We Americans also have been so removed from the process of dying that we literally treat death as an abnormality instead of the expected and intended end of all humans.

Medicine has accommodated this and public policy and insurance companies have thrown their support behind this quest for “a little more time.” What buying a little more time has cost us is a lot of money, more harm than good (the cure is often far worse than the disease), and the loss of quality of life.

Dr. Gawande refocuses aging and end of life through a difference lens. He poses the questions most people, including medical professionals, don’t want to ask, but should ask. And we should answer.

Some of us will die suddenly – the reality is that no death is unexpected, because that’s the end game for all of us. Even if we die suddenly though, there are many things we need to have in place to make our deaths as easy on whoever will be taking care of our affairs afterwards as possible.

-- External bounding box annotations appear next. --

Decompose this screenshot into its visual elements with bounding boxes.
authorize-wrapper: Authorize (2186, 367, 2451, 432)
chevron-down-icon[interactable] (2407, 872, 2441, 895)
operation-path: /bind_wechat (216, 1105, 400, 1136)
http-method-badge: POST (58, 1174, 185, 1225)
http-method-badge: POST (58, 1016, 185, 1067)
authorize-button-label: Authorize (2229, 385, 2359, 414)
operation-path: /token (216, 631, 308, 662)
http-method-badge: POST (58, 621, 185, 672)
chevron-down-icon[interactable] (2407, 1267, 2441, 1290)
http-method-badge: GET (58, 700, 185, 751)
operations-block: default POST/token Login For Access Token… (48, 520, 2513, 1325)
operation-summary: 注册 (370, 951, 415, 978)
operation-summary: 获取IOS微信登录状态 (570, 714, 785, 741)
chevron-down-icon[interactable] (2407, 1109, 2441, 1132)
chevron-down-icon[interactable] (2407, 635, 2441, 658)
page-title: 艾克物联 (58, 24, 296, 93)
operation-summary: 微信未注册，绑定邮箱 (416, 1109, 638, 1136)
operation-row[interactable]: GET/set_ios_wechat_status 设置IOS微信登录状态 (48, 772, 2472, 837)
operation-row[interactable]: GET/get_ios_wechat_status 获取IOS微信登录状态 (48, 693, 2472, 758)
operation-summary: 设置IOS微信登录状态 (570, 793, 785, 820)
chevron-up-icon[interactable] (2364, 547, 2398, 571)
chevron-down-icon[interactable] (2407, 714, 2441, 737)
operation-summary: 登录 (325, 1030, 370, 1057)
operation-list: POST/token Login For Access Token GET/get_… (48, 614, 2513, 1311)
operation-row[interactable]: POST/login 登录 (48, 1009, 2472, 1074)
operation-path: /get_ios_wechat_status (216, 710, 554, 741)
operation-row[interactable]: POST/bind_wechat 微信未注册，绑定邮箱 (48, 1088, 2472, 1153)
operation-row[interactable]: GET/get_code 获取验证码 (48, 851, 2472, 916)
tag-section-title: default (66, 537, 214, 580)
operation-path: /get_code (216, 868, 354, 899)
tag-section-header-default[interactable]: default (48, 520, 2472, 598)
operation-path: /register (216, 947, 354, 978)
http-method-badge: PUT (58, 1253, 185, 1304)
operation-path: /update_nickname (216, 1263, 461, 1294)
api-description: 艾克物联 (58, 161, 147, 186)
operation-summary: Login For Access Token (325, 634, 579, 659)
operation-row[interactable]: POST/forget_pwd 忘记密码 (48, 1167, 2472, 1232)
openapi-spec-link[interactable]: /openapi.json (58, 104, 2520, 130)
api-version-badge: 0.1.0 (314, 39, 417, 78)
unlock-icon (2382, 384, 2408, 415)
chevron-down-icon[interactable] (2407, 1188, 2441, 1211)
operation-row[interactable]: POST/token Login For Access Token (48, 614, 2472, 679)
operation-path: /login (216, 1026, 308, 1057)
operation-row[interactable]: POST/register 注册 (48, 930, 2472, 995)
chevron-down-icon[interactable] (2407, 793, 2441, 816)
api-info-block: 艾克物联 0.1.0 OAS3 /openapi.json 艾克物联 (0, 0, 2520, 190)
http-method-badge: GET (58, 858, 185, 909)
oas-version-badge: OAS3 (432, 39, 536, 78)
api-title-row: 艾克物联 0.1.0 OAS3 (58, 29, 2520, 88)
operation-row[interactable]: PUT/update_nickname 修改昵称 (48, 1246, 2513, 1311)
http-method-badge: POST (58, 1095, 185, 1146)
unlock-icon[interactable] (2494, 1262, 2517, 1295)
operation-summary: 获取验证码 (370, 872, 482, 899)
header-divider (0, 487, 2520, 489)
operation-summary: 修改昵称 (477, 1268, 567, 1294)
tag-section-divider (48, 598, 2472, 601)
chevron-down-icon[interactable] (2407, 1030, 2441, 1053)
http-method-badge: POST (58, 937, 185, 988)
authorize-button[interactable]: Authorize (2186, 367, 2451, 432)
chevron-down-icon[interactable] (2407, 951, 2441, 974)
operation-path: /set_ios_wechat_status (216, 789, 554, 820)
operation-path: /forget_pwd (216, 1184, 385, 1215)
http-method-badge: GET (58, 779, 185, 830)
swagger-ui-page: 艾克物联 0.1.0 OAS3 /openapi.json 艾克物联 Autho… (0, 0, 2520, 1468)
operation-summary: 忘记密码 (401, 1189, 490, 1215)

If we die suddenly then we may be too young to have to plan for aging well. But many of us will live long enough to come face to face with the aging process. Without a plan, all bets are off.

If we want control over how our lives go when we age to the point where we need help and we want control over how our final years, months, weeks, days on this earth unfold in terms of what’s most important to us (family, friends, faith, being at home, etc.), then today is the day to start thinking about it, plan for it, and make our decisions known to everyone who needs to know.